While getting a good night’s sleep may not cure the common cold or flu, it may help you be less susceptible to getting sick. Though the exact mechanisms are currently not well understood, according to research, a lack of sleep can alter the immune system function.1,2,3 In fact, lack of sleep may affect the protection of your body against invading pathogens, including viruses that cause the common cold or flu. Getting small amounts of night sleep, or interrupted sleep from tossing and turning or waking up often, may affect the way your immune system defends against or recovers from a cold or flu viral attack.4
Sounder Sleep Strengthens Cold Prevention
A study published in the Archives of Internal Medicine in 2009 found that those who get less than seven hours of sleep per night are nearly three times more likely to catch a cold than those with eight or more hours of sleep.5
The study also found that quality of sleep may be even more important than quantity. Those with below-normal sleep efficiency—based on the time spent actually sleeping (rather than tossing and turning) in relation to the time laying down in bed—were five and a half times more likely to catch a cold than those with better sleep.5
This cold and flu season, try your best to keep a consistent, good sleep routine. Sleep may be just what your immune system needs to keep you healthy and feeling great.

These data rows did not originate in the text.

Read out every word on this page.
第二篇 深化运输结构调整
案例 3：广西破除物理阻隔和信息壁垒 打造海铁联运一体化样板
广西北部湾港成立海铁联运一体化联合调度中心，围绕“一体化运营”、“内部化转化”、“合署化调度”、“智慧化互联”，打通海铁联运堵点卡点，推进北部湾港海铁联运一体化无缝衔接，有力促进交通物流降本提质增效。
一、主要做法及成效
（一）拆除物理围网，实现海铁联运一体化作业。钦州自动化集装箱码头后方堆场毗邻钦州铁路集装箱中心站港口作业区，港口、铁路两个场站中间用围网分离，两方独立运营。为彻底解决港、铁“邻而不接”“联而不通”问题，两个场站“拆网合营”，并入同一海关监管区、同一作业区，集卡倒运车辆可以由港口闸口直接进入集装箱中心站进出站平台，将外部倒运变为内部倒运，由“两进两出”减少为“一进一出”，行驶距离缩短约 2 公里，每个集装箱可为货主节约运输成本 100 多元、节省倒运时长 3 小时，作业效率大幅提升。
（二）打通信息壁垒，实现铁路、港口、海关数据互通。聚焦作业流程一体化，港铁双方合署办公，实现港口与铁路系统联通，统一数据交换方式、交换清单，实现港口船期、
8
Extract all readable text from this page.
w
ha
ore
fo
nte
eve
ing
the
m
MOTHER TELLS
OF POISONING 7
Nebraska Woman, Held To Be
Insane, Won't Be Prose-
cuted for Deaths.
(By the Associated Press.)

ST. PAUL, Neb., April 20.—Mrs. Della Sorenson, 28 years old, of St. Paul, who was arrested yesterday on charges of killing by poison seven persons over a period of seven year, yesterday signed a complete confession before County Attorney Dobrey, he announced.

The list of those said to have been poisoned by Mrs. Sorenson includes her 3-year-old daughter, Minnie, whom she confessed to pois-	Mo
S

Irwin, M.R., Wang, M., Campomayor, C.O., et al. Sleep deprivation and activation of morning levels of cellular and genomic markers of inflammation. Archives of Internal Medicine. 2006;166(16):1756-1762.
Opp, M.R. Cytokines and sleep. Sleep Medicine Reviews (2005) 9, 355-364.

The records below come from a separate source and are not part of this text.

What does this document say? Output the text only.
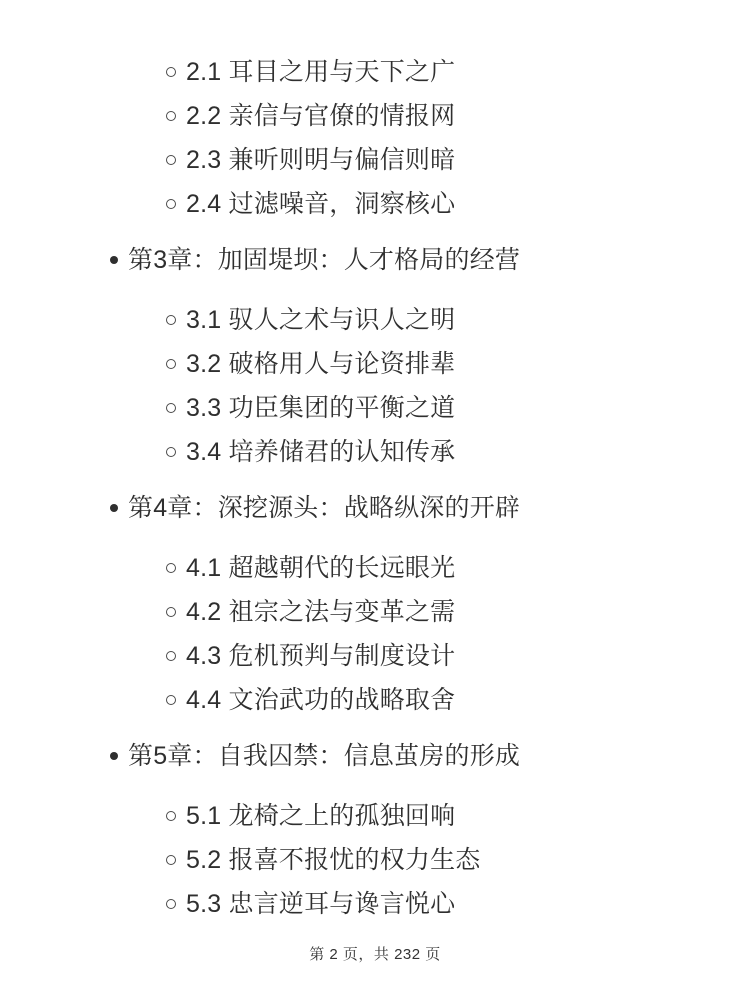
2.1 耳目之用与天下之广
2.2 亲信与官僚的情报网
2.3 兼听则明与偏信则暗
2.4 过滤噪音，洞察核心
第3章：加固堤坝：人才格局的经营
3.1 驭人之术与识人之明
3.2 破格用人与论资排辈
3.3 功臣集团的平衡之道
3.4 培养储君的认知传承
第4章：深挖源头：战略纵深的开辟
4.1 超越朝代的长远眼光
4.2 祖宗之法与变革之需
4.3 危机预判与制度设计
4.4 文治武功的战略取舍
第5章：自我囚禁：信息茧房的形成
5.1 龙椅之上的孤独回响
5.2 报喜不报忧的权力生态
5.3 忠言逆耳与谗言悦心
第 2 页，共 232 页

Vgontzas, A.N., Zoumakis, E., Bixler, E.O., et al. Adverse effects of modest sleep restriction on sleepiness, performance, and inflammatory cytokines. The Journal of Clinical Endocrinology & Metabolism. 2004;89(5):2119-2126.
Cohen, S., Doyle, W., Alper, C.M., et al. Sleep Habits and susceptibility to the common cold. Archives of Internal Medicine. 169(1): 62-67. 2009.